Recent DSW grad studies ChatGPT and its potential impact on social work

Graphic representation of artificial intelligence.

Published December 15, 2023

Print

Alexis Speck Glennon

Alexis Glennon.

Alexis Speck Glennon, DSW ’23, has co-authored a new paper that considers how artificial intelligence will disrupt social work practice in the future.

The article, titled “The End of the World as We Know It? ChatGPT and Social Work,”
appears in the Journal of Social Work. 

Lauri Goldkind, PhD, associate professor at Fordham University, led the study, along with co-authors Lea Wolf, PhD student at the City University of New York; Glennon, now an assistant professor at Colby-Sawyer College; Juan Rios, DSW, assistant professor at Seton Hall University; and Laura Nissen, PhD, professor at Portland State University. 

Abstract

Released on November 30, 2022, ChatGPT is a chatbot powered by artificial intelligence (AI) that responds to prompts posed as questions, producing intelligible, mostly accurate text responses. ChatGPT is built on natural language processing, a branch of AI initiated in the 1960s that seeks to program a computer’s capacity to understand text and spoken words. The introduction of ChatGPT was explosive, generating both awe and fear from users and pundits across domains, age and expertise.

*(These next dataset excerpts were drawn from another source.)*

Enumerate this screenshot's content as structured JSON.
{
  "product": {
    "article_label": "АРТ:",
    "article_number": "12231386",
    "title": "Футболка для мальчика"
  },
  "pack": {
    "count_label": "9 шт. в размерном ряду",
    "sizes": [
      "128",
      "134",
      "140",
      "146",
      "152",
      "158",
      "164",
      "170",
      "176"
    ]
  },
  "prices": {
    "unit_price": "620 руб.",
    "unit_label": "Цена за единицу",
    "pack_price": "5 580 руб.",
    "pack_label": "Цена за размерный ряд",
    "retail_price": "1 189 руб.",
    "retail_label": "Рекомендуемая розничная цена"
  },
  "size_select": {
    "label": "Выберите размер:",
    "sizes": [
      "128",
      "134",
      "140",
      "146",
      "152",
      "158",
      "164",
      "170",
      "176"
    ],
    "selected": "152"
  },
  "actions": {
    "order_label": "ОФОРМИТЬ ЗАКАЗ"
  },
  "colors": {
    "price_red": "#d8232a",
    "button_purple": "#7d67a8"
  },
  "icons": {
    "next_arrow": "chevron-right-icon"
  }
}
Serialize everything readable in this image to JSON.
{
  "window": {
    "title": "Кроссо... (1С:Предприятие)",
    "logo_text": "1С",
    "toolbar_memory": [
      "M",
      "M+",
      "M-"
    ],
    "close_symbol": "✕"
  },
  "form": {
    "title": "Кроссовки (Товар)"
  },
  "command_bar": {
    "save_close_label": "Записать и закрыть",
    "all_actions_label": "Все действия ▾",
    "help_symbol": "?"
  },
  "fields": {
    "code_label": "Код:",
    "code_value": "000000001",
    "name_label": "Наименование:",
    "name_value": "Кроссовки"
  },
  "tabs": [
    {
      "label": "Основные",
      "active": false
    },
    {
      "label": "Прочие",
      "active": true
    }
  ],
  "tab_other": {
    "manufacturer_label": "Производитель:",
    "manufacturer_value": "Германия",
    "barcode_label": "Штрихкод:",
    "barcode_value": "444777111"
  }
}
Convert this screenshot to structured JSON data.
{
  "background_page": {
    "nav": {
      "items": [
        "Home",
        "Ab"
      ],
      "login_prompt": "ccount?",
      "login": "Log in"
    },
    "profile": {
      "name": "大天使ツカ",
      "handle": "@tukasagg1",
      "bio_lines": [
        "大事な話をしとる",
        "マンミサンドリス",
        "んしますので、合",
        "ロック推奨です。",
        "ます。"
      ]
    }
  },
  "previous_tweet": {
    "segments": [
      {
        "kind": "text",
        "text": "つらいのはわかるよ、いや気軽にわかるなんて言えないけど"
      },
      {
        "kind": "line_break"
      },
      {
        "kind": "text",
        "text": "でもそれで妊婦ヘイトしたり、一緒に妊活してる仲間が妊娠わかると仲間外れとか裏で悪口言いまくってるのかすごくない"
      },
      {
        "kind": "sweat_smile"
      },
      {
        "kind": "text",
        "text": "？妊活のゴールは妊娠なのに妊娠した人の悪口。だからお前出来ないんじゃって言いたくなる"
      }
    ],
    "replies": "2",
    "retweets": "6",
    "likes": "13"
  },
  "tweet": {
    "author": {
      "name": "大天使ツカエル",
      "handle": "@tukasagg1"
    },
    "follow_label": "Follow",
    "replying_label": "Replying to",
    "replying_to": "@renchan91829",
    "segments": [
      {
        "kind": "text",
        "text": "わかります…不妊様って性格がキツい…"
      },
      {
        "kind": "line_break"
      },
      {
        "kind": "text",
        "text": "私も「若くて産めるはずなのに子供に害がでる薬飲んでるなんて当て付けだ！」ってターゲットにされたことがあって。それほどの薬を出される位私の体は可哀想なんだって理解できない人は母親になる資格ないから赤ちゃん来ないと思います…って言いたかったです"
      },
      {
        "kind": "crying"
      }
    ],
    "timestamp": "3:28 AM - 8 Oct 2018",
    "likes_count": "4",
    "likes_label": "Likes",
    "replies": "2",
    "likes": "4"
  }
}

Historically, social work has neither embraced nor capitalized on the opportunities presented by new technologies, and AI is no exception. ChatGPT offers us an opportunity to consider how AI will disrupt social work practice in the near term, by providing a portal through which to reflect on strategies that promote the most just use of technology. We urge social workers to join existing cross-disciplinary global conversations that purposefully engage the evolution of AI, explore its implications and advocate for its fair use.

Graphic of network.

This research contributes to one of the Grand Challenges for Social Work tackling our nation's toughest social problems: Harness technology for social good.